Monday, July 18, 2016

Blues-rock guitarist Mark May releases new CD, will perform two shows in Chicago

Photo by Wendy Turner
By ERIC SCHELKOPF

Over the years, blues-rock guitarist Mark May has picked up his share of accolades.

Legendary musician Dicky Betts has called May "one of the best blues-rock artists to come along with years." May played with Betts, including being a member of his band Great Southern.

On May 20, May released his sixth album, "Blues Heaven." In support of the album, he will perform July 29 at Buddy Guy's Legends, 700 S. Wabash Ave., Chicago, and July 31 at the House of Blues, 329 N. Dearborn St., Chicago.


I had the chance to talk to May about the new album.


Q - I see that "Blues Heaven" recently reached number 13 on the "Roots Rock Report," and the album's opening track "Boom Boom," reached number 20 on the charts. 

Yeah, it's going good so far. We're also getting some good reviews. I'm really happy.

  
Q - I understand that you believe the CD is the most truthful album that you've made to date. 

I just try to write stuff mainly about my experiences. I try to open up to people and let them inside.

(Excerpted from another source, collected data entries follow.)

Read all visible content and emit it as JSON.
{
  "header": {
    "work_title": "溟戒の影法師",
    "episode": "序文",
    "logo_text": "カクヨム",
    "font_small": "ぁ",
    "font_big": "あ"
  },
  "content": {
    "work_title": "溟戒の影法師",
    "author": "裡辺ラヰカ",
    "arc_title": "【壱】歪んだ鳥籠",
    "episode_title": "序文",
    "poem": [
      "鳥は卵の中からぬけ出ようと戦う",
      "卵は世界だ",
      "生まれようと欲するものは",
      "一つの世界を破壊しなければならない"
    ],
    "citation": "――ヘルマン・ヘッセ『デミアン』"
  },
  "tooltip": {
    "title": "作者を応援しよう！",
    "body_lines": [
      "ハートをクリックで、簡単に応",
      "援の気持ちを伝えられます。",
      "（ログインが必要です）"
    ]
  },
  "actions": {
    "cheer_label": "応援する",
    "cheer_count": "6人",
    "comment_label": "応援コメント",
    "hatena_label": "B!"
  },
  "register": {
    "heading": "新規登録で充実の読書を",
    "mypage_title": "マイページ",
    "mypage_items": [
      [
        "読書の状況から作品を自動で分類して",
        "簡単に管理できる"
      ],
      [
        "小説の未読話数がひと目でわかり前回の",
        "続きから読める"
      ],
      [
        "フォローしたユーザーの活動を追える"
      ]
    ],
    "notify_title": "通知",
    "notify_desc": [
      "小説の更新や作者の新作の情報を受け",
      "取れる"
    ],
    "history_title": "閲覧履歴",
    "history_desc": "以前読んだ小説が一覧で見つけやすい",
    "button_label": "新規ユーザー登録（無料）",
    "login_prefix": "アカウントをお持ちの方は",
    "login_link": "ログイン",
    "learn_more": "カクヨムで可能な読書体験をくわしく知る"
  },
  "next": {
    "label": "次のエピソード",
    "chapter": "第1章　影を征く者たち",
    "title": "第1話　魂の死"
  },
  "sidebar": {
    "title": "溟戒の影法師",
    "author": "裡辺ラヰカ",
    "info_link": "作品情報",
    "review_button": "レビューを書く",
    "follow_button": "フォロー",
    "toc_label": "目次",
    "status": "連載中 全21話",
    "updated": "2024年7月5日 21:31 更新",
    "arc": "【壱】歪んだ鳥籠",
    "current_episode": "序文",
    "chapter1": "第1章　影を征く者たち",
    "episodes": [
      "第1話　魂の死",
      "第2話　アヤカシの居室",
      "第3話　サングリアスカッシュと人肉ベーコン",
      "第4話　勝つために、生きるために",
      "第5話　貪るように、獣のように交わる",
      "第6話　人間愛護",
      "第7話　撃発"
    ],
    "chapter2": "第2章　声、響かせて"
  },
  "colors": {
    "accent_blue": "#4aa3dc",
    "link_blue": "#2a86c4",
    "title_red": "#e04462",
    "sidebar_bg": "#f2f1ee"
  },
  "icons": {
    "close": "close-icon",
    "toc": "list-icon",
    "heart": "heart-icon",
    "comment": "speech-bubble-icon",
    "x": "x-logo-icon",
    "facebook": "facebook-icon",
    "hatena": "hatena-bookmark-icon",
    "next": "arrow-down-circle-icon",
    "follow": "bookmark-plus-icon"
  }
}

And sometimes I write about other subjects that aren't about be necessarily. For this album, I think I wrote a lot of stories about my life.

Q - When you sat down to make the album, was one of your goals to make it more personal? Did you have any other goals for the album?

It just kind of turned out that way. As you go through life, you have more experiences, but I think early on in my career, I think I was maybe afraid to open up.

But now I think it's a good outlet and it's a good way to let your fans in and for them to get closer to you. People like to get inside an artist's life.

Q - I know you were drawn to the blues after your aunt lent you a copy of B.B. King's 1971 album, "Live in Cook County Jail." You were only 11 years old at the time. What struck you about the album?

I put it on, and I really liked the singing and guitar playing. And it was real soulful.

I just kind of latched onto it. I remember my aunt telling me, "When you can sing and play guitar like that, I'll come to see you play."

So she let me borrow the album, and I took it home. I started trying to do my version of him back then. I didn't go into just playing blues during that time period. I was really influenced by my brother, who was a rock musician.

He turned me on to people like Jimi Hendrix and The Beatles and all that kind of stuff. I was kind of into that stuff, and my mom was a country and bluegrass musician, so I kind of had a couple different forms of music that I was exposed to at an early age.



And that's probably why I like Hendrix today, because he's so bluesy for a rock artist. But later on, when I got to Texas, I just kind of got drawn more into blues.

And I friend of mine gave me an Albert Collins' album. And I really liked it because he had kind of a fat rockin' Telecaster tone with overdrive on it, you know.

And then he had a lot of cool, upbeat songs with a lot of funny stuff in them. He had a lot of charisma.

I got drawn into doing the blues thing because it really touched my heart. I gradually started doing my blues songs as much as I could at the gigs I was playing at, which a lot of times were country gigs or something.

Q - I know one of your big supporters over the years has been Dickey Betts, and of course, you played with him. 

I met him through some friends of mine. He listened to one of my CDs, and it turned out he really liked it.

He came to see us play the next time we came through Florida, and asked us if we wanted to do a few dates opening for the Allman Brothers Band because he really liked us. So we ended up doing about 15 dates with the Allman Brothers.



Later on, when he split up with the Allman Brothers, he hired me to play in his band for a couple of years. That was really cool.

Q - What did you learn by playing with him?

A couple different things. He wasn't afraid to improvise on songs on a nightly basis, which is a little scary if you haven't done it before.


One of the main things that he would do is put together powerful parts, with two or three instruments playing the same part to create this big sound that people react to. I tried to take from that and put some of that in my music.

He brings excitement and dynamics to a song. 

Q - I know you have a horn section (The Soul Satyr Horns) on the album. What do you think that does to the album? 

Well, I've never worked with a horn section before, and these guys approached me. They were in another band and we played at the same festival.



It gives me a big, fat sound which I never had before. A lot of the stuff they play adds a lot of soul to the music, like their name implies.


The people who already have seen us like the addition. It's a different sound. There are not a ton of horn bands out there on the blues circuit right now.